"Let's see," Cooper said, head down.
But these hairs weren't feline. They were rodent. "Rat," Rhyme announced. "Rattus norvegicus. Your basic sewer rat."
"Keep going. What's in that bag, Sachs?" Rhyme asked like a hungry boy looking over chocolates in a candy store display case. "No, no. There. Yes, that one."
Inside the evidence bag was a square of paper towel smeared with a faint brown stain.
"I found that on the cinder block, the one he moved. I think it was on his hands. There were no prints but the pattern could've been made by a palm."
"Why do you think that?"
"Because I rubbed my hand in some dirt and pushed on another cinder block. The mark was the same."
That's my Amelia, he thought. For an instant his thoughts returned to last night--the two of them lying in bed together. He pushed the thought away.
"What is it, Mel?"
"Looks like it's grease. Impregnated with dust, dirt, fragments of wood, bits of organic material. Animal flesh, I think. All very old. And look there in the upper corner."
Rhyme examined some silvery flecks on his computer screen. "Metal. Ground or shaved off of something. Gas it. Let's find out for certain."
Cooper did.
"Petrochemical," he answered. "Crudely refined, no additives . . . There's iron with traces of manganese, silicon, and carbon."
"Wait," Rhyme called. "Any other elements--chromium, cobalt, copper, nickel, tungsten?"
"No."
Rhyme gazed at the ceiling. "The metal? It's old steel, made from pig iron in a Bessemer furnace. If it were modern it'd have some of those other materials in it."

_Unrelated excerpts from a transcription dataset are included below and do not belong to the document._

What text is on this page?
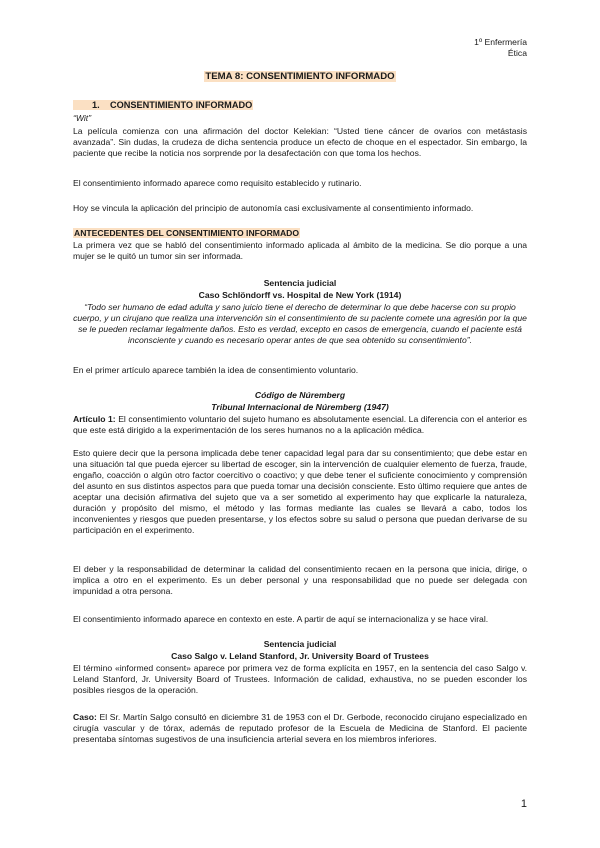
1º Enfermería
Ética
TEMA 8: CONSENTIMIENTO INFORMADO
1. CONSENTIMIENTO INFORMADO

“Wit”

La película comienza con una afirmación del doctor Kelekian: “Usted tiene cáncer de ovarios con metástasis avanzada”. Sin dudas, la crudeza de dicha sentencia produce un efecto de choque en el espectador. Sin embargo, la paciente que recibe la noticia nos sorprende por la desafectación con que toma los hechos.

El consentimiento informado aparece como requisito establecido y rutinario.

Hoy se vincula la aplicación del principio de autonomía casi exclusivamente al consentimiento informado.

ANTECEDENTES DEL CONSENTIMIENTO INFORMADO

La primera vez que se habló del consentimiento informado aplicada al ámbito de la medicina. Se dio porque a una mujer se le quitó un tumor sin ser informada.

Sentencia judicial

Caso Schlöndorff vs. Hospital de New York (1914)

“Todo ser humano de edad adulta y sano juicio tiene el derecho de determinar lo que debe hacerse con su propio cuerpo, y un cirujano que realiza una intervención sin el consentimiento de su paciente comete una agresión por la que se le pueden reclamar legalmente daños. Esto es verdad, excepto en casos de emergencia, cuando el paciente está inconsciente y cuando es necesario operar antes de que sea obtenido su consentimiento”.

En el primer artículo aparece también la idea de consentimiento voluntario.

Código de Núremberg

Tribunal Internacional de Núremberg (1947)

Artículo 1: El consentimiento voluntario del sujeto humano es absolutamente esencial. La diferencia con el anterior es que este está dirigido a la experimentación de los seres humanos no a la aplicación médica.

Esto quiere decir que la persona implicada debe tener capacidad legal para dar su consentimiento; que debe estar en una situación tal que pueda ejercer su libertad de escoger, sin la intervención de cualquier elemento de fuerza, fraude, engaño, coacción o algún otro factor coercitivo o coactivo; y que debe tener el suficiente conocimiento y comprensión del asunto en sus distintos aspectos para que pueda tomar una decisión consciente. Esto último requiere que antes de aceptar una decisión afirmativa del sujeto que va a ser sometido al experimento hay que explicarle la naturaleza, duración y propósito del mismo, el método y las formas mediante las cuales se llevará a cabo, todos los inconvenientes y riesgos que pueden presentarse, y los efectos sobre su salud o persona que puedan derivarse de su participación en el experimento.

El deber y la responsabilidad de determinar la calidad del consentimiento recaen en la persona que inicia, dirige, o implica a otro en el experimento. Es un deber personal y una responsabilidad que no puede ser delegada con impunidad a otra persona.

El consentimiento informado aparece en contexto en este. A partir de aquí se internacionaliza y se hace viral.

Sentencia judicial

Caso Salgo v. Leland Stanford, Jr. University Board of Trustees

El término «informed consent» aparece por primera vez de forma explícita en 1957, en la sentencia del caso Salgo v. Leland Stanford, Jr. University Board of Trustees. Información de calidad, exhaustiva, no se pueden esconder los posibles riesgos de la operación.

Caso: El Sr. Martín Salgo consultó en diciembre 31 de 1953 con el Dr. Gerbode, reconocido cirujano especializado en cirugía vascular y de tórax, además de reputado profesor de la Escuela de Medicina de Stanford. El paciente presentaba síntomas sugestivos de una insuficiencia arterial severa en los miembros inferiores.

1
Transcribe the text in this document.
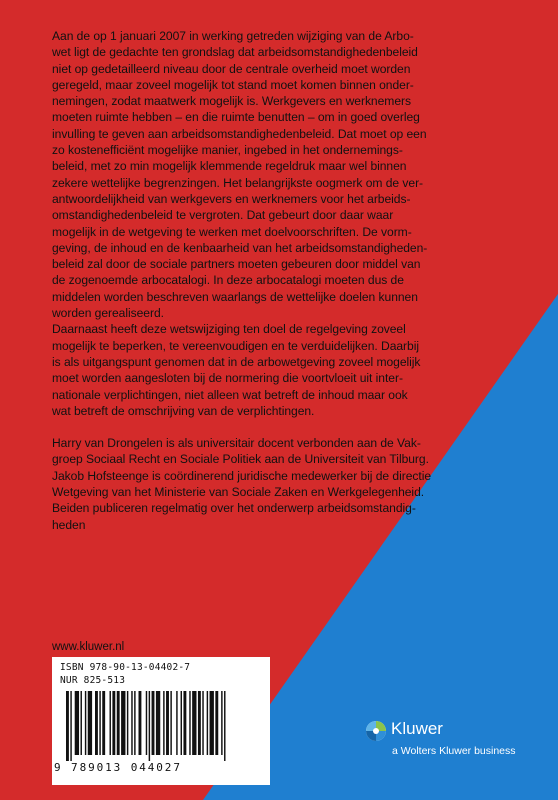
Aan de op 1 januari 2007 in werking getreden wijziging van de Arbo-
wet ligt de gedachte ten grondslag dat arbeidsomstandighedenbeleid
niet op gedetailleerd niveau door de centrale overheid moet worden
geregeld, maar zoveel mogelijk tot stand moet komen binnen onder-
nemingen, zodat maatwerk mogelijk is. Werkgevers en werknemers
moeten ruimte hebben – en die ruimte benutten – om in goed overleg
invulling te geven aan arbeidsomstandighedenbeleid. Dat moet op een
zo kostenefficiënt mogelijke manier, ingebed in het ondernemings-
beleid, met zo min mogelijk klemmende regeldruk maar wel binnen
zekere wettelijke begrenzingen. Het belangrijkste oogmerk om de ver-
antwoordelijkheid van werkgevers en werknemers voor het arbeids-
omstandighedenbeleid te vergroten. Dat gebeurt door daar waar
mogelijk in de wetgeving te werken met doelvoorschriften. De vorm-
geving, de inhoud en de kenbaarheid van het arbeidsomstandigheden-
beleid zal door de sociale partners moeten gebeuren door middel van
de zogenoemde arbocatalogi. In deze arbocatalogi moeten dus de
middelen worden beschreven waarlangs de wettelijke doelen kunnen
worden gerealiseerd.

Daarnaast heeft deze wetswijziging ten doel de regelgeving zoveel
mogelijk te beperken, te vereenvoudigen en te verduidelijken. Daarbij
is als uitgangspunt genomen dat in de arbowetgeving zoveel mogelijk
moet worden aangesloten bij de normering die voortvloeit uit inter-
nationale verplichtingen, niet alleen wat betreft de inhoud maar ook
wat betreft de omschrijving van de verplichtingen.

Harry van Drongelen is als universitair docent verbonden aan de Vak-
groep Sociaal Recht en Sociale Politiek aan de Universiteit van Tilburg.
Jakob Hofsteenge is coördinerend juridische medewerker bij de directie
Wetgeving van het Ministerie van Sociale Zaken en Werkgelegenheid.
Beiden publiceren regelmatig over het onderwerp arbeidsomstandig-
heden

www.kluwer.nl
ISBN 978-90-13-04402-7
NUR 825-513
9 789013 044027
Kluwer
a Wolters Kluwer business
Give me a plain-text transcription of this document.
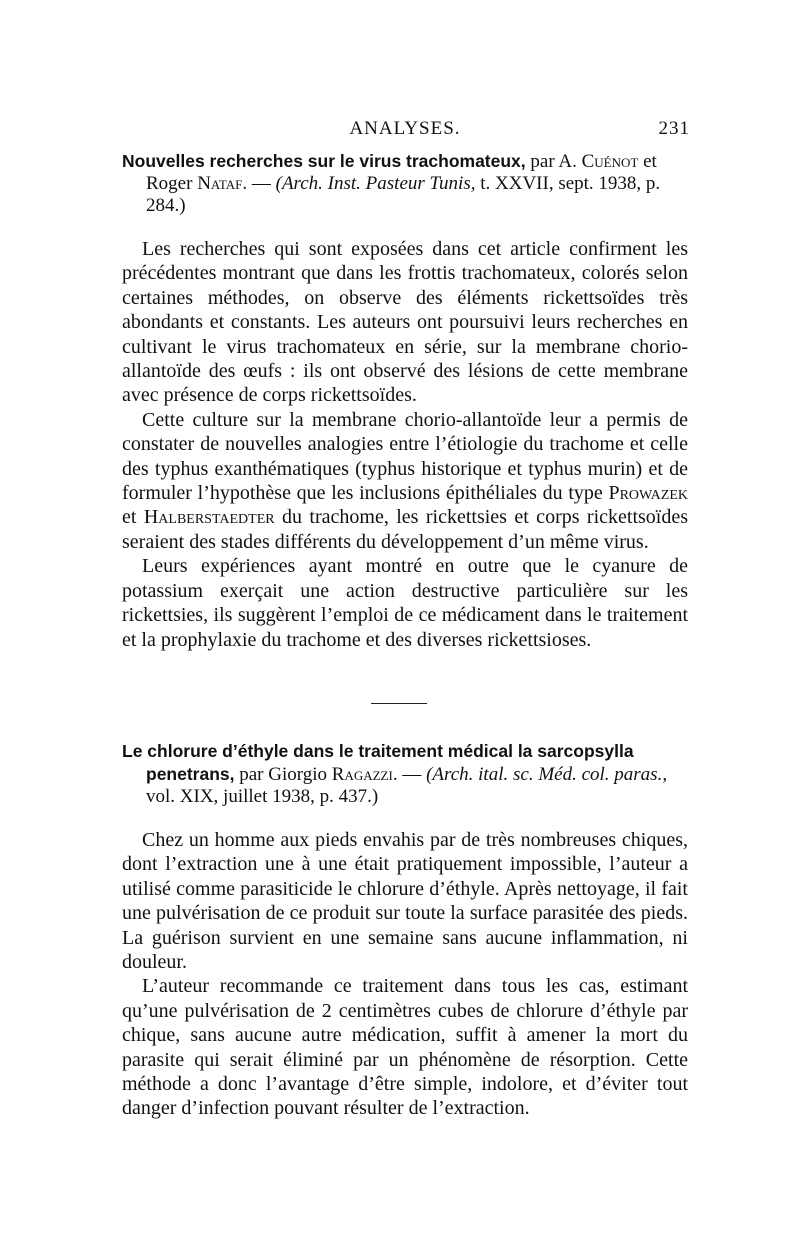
ANALYSES.	231

Nouvelles recherches sur le virus trachomateux, par A. Cuénot et Roger Nataf. — (Arch. Inst. Pasteur Tunis, t. XXVII, sept. 1938, p. 284.)

Les recherches qui sont exposées dans cet article confirment les précédentes montrant que dans les frottis trachomateux, colorés selon certaines méthodes, on observe des éléments rickettsoïdes très abondants et constants. Les auteurs ont poursuivi leurs recherches en cultivant le virus trachomateux en série, sur la membrane chorio-allantoïde des œufs : ils ont observé des lésions de cette membrane avec présence de corps rickettsoïdes.

Cette culture sur la membrane chorio-allantoïde leur a permis de constater de nouvelles analogies entre l’étiologie du trachome et celle des typhus exanthématiques (typhus historique et typhus murin) et de formuler l’hypothèse que les inclusions épithéliales du type Prowazek et Halberstaedter du trachome, les rickettsies et corps rickettsoïdes seraient des stades différents du développement d’un même virus.

Leurs expériences ayant montré en outre que le cyanure de potassium exerçait une action destructive particulière sur les rickettsies, ils suggèrent l’emploi de ce médicament dans le traitement et la prophylaxie du trachome et des diverses rickettsioses.

Le chlorure d’éthyle dans le traitement médical la sarcopsylla penetrans, par Giorgio Ragazzi. — (Arch. ital. sc. Méd. col. paras., vol. XIX, juillet 1938, p. 437.)

Chez un homme aux pieds envahis par de très nombreuses chiques, dont l’extraction une à une était pratiquement impossible, l’auteur a utilisé comme parasiticide le chlorure d’éthyle. Après nettoyage, il fait une pulvérisation de ce produit sur toute la surface parasitée des pieds. La guérison survient en une semaine sans aucune inflammation, ni douleur.

L’auteur recommande ce traitement dans tous les cas, estimant qu’une pulvérisation de 2 centimètres cubes de chlorure d’éthyle par chique, sans aucune autre médication, suffit à amener la mort du parasite qui serait éliminé par un phénomène de résorption. Cette méthode a donc l’avantage d’être simple, indolore, et d’éviter tout danger d’infection pouvant résulter de l’extraction.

"And here's something else. Coal tar."
"Creosote!" Rhyme cried. "I've got it. The Dancer's first big mistake. His partner's a walking road map."
"To where?" Sachs asked.
"To the subway. That grease is old, the steel's from old fixtures and tie spikes, the creosote's from the ties. Oh, and the fragment of tile is from a mosaic. A lot of the old stations were tiled--they had pictures of something that related to the neighborhood."
Sachs said, "Sure--the Astor Place station's got mosaics of the animals that John Jacob Astor traded."
"Grouted porcelain tile. So that's what the Dancer wanted him for. A place to hide out. The Dancer's friend's probably a homeless druggie living in an abandoned siding or tunnel or station somewhere."
Rhyme realized that everyone was looking at a man's shadow in the doorway. He stopped speaking.
"Dellray?" Sellitto said uncertainly.
The dark, somber face of Fred Dellray was focused out the window.
"What is it?" Rhyme asked.
"Innelman's what it is. They stitched him up. Three hundred stitches they gave him. But it was too late. Lost too much blood. He just died."
"I'm sorry," Sachs said.
The agent lifted his hands, long sticklike fingers raised like spikes.
Everyone in the room knew about Dellray's longtime partner--the one killed in the Oklahoma City federal building bombing. And Rhyme thought too of Tony Panelli--'napped downtown a few days ago. Probably dead by now, the only clue to his whereabouts the grains of curious sand.